The worlds of search and text mining are moving closer together and creating a new market sector as a result. And law offices — among other sectors — are reaping the benefits.
Search applications act as signposts to a link in a website or to a document on a server in answer to a person's query — conceptually simple and of great utility.
Text mining analyzes collections of documents, identifying relationships between terms in order to extract topics. Everything from sentiment analysis to looking for new drug pathways uses this approach.
The core difference between the two is with search, people work within documents on a much smaller scale than the hundreds of thousands typically analyzed in text mining.
Avoiding 'Error Through Boredom'
The legal profession, and other sectors, need to identify differences between multiple, lengthy documents on a regular basis. This can be to check through the history of version management or to support a due diligence process ahead of an acquisition.
Unless you work in law or procurement, it's hard to appreciate the scale of contract documents. Many court cases involve the presentation of thousands of documents. Sifting through these manually is not only time consuming but prone to “error through boredom” as a colleague of mine once described the process.
Microsoft Word and other word processing applications have offered document comparison for many years, but only with two documents at the same time. This feature, of all the Word features, is the one I find most frustrating: It is so easy to lose track of the process.
Using a search-based application speeds up the process considerably. Many vendors offer applications that work across multiple documents, in multiple formats, completing the analysis and displaying an exception report within seconds. These applications are often SaaS products which are available for free trials. DocsCorp offers a concise checklist of what to look for in these products.
Beyond Document Comparison to Document Analytics
In the early days of computer-based searching, KeyWord in Context (KWIC) indexes presented the titles of research papers with the query keyword aligned in the center of the page, so the reader could assess the position and implication of the keyword.
Search results today take this a step further, highlighting all occurrences of a word in a document. You've likely seen these results in Google Book Search, but the content is locked down which prevents further queries. A number of vendors now offer search applications which deconstruct the document and present (at the choice of the user) the query terms in a sentence, paragraph or page.

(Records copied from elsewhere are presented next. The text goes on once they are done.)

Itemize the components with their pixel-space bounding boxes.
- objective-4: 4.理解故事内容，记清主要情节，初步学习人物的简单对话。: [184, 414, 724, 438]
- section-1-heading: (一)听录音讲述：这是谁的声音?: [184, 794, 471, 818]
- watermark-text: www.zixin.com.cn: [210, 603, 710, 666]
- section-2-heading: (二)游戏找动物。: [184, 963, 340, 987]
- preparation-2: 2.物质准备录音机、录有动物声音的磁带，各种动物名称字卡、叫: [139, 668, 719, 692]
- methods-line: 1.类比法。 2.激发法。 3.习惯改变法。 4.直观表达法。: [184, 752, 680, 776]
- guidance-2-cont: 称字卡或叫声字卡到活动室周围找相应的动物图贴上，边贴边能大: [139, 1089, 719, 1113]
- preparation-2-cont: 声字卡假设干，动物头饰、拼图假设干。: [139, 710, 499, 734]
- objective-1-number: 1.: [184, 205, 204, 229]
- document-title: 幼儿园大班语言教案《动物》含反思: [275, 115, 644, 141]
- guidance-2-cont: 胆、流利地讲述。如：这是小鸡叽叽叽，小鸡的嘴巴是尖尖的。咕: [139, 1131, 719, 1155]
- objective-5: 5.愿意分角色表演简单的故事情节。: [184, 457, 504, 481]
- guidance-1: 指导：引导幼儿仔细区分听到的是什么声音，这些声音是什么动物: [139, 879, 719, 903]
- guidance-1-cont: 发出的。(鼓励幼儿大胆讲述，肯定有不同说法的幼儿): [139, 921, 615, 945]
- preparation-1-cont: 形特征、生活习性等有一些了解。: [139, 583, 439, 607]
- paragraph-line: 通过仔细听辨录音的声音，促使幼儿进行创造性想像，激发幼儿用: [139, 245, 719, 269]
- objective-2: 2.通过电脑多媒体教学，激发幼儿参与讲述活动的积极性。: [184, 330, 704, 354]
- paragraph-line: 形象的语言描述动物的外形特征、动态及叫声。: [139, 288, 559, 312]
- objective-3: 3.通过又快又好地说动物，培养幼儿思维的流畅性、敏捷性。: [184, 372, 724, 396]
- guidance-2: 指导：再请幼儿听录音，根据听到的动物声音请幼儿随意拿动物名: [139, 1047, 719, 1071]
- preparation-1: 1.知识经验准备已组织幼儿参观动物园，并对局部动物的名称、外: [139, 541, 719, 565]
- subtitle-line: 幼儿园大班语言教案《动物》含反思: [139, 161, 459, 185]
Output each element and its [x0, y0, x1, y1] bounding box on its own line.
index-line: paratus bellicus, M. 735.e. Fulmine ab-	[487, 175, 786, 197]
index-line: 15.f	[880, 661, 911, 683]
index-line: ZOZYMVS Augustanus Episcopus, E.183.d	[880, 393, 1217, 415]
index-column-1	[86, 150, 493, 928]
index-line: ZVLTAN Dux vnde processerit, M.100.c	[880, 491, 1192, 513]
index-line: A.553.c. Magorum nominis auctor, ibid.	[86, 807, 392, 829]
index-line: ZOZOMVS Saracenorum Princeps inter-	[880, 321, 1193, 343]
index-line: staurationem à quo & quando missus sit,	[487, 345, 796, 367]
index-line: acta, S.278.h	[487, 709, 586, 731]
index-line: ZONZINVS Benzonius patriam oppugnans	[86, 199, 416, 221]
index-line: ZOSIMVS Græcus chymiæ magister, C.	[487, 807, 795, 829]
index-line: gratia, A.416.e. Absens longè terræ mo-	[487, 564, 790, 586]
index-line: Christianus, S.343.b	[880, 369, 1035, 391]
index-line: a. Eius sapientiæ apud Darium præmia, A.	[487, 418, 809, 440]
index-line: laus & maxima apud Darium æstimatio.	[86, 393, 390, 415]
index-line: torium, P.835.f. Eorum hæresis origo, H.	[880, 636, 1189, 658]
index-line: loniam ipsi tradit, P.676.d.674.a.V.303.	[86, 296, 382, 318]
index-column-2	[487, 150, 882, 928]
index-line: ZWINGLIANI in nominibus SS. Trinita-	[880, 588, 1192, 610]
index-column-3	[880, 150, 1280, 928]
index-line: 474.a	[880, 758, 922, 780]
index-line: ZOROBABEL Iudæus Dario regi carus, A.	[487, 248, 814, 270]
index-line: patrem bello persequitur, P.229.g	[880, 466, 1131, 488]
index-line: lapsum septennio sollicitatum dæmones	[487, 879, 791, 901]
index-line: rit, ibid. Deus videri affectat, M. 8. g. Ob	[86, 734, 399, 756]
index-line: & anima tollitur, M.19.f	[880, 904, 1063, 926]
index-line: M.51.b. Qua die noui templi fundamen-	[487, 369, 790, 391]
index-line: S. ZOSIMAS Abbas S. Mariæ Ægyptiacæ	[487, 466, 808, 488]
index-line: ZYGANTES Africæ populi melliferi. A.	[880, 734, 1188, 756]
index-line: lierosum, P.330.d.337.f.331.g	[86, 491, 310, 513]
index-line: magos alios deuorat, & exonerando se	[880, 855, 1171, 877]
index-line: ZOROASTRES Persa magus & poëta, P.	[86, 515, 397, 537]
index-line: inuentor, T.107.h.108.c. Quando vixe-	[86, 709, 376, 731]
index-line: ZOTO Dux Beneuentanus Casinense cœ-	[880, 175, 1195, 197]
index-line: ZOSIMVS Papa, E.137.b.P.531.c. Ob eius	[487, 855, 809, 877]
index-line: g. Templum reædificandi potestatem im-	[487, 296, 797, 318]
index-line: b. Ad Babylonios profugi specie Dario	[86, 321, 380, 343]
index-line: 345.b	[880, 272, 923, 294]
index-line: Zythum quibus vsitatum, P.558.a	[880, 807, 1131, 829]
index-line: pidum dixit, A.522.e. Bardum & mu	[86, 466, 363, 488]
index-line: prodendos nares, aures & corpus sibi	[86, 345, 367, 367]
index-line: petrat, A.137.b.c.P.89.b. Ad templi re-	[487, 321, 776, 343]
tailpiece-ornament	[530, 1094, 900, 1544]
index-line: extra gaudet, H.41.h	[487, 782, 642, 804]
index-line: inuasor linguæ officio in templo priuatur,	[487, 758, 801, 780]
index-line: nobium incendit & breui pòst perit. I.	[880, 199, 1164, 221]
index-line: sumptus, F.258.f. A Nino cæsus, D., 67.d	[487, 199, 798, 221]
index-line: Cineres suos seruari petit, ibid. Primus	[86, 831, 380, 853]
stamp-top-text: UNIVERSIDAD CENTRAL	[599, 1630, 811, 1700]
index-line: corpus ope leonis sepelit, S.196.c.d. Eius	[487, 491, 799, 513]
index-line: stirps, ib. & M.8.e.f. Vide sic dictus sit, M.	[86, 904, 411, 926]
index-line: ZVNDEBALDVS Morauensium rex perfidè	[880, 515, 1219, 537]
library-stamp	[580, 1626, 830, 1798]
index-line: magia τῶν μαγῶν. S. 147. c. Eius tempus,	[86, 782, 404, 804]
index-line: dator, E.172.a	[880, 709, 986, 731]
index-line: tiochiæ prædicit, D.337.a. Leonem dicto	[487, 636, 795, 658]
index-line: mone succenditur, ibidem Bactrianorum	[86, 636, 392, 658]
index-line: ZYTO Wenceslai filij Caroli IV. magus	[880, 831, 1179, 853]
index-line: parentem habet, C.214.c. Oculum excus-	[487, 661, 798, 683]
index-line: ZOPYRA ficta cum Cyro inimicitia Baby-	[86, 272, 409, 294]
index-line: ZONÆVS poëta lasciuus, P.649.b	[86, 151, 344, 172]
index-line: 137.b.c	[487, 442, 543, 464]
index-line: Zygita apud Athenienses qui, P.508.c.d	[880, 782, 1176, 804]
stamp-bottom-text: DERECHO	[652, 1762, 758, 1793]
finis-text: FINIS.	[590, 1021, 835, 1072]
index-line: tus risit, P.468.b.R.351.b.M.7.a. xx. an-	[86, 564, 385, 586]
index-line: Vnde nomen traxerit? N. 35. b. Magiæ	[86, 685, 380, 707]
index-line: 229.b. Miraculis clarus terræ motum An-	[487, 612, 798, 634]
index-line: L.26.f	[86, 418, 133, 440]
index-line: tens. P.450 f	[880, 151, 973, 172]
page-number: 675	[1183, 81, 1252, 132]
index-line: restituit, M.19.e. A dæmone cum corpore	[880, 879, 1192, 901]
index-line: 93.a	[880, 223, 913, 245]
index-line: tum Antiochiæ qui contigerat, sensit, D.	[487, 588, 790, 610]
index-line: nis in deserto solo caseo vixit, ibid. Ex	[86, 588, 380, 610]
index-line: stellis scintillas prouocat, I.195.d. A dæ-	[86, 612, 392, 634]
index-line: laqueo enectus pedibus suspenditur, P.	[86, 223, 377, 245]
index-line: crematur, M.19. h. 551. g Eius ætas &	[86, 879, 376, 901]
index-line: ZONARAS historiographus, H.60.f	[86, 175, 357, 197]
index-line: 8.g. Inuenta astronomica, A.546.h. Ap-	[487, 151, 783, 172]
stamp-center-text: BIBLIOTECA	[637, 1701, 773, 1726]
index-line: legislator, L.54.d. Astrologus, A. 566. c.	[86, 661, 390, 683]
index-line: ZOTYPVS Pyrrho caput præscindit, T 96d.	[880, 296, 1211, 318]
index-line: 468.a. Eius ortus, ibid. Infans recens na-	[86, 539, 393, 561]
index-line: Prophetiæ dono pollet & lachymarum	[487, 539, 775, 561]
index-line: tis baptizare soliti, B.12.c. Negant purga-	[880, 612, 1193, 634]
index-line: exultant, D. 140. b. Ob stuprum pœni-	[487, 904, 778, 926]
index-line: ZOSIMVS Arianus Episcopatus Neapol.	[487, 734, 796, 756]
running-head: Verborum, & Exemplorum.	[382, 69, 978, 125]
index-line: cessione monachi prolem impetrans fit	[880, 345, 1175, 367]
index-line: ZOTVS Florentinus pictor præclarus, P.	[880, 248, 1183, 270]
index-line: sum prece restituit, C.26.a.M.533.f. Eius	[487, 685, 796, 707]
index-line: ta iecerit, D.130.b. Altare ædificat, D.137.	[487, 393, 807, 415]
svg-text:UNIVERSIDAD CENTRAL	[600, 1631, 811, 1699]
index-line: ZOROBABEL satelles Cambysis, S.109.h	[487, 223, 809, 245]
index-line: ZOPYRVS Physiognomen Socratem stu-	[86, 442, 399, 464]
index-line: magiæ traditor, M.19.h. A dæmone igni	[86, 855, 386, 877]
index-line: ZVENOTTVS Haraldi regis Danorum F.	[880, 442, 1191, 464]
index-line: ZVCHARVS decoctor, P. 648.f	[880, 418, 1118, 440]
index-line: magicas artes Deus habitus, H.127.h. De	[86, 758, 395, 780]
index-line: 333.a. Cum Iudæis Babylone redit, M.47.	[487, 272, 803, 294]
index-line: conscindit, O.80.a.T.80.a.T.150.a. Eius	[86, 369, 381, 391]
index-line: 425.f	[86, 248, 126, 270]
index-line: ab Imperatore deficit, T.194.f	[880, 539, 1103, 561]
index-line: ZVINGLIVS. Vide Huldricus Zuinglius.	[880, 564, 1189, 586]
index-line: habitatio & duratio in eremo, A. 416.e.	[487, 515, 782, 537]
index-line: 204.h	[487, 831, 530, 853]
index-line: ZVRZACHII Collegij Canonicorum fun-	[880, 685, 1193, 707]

A good example of this approach comes from Nalytics, which indexed the manifestos of the political parties contesting the June 8, 2017 UK Election and processed them so that a search for [pensions] presents all occurrences of the term on a sentence by sentence basis. Nalytics takes this approach further into what is, in effect, a document workplace, where people can add comments and share the content, supporting collaborative document review and analysis.
'Ravn' Spreads its Wings
The inspiration for this article came from the news that document management application provider iManage acquired Raven Systems. iManage boasts many customers in the legal business and Ravn has been in the vanguard of using artificial intelligence and machine learning to provide document-level analytics.
The press release from Ravn about the acquisition includes some interesting case studies, including the UK Serious Fraud Office, which used Ravn to process 30 million documents at the rate of 600,000 a day. While there's definite overlap between this area and e-discovery, e-discovery applications don't share the same tight focus on this type of document-level analysis as companies like Nalytics and Ravn.
Innovation in the Legal Sector
Both law firms and corporate law departments have shown considerable interest in investing in technology that can improve margins and their competitive advantage.
The April 2017 issue of Legal IT Insider lists 40 start-ups in this burgeoning sector and Joanna Goodman’s book Robots in Law is well worth reading for its analysis of the role of AI in law. Having worked inside two major law firms in the last few years, I sense there is at last an appreciation of how search technology can make a difference.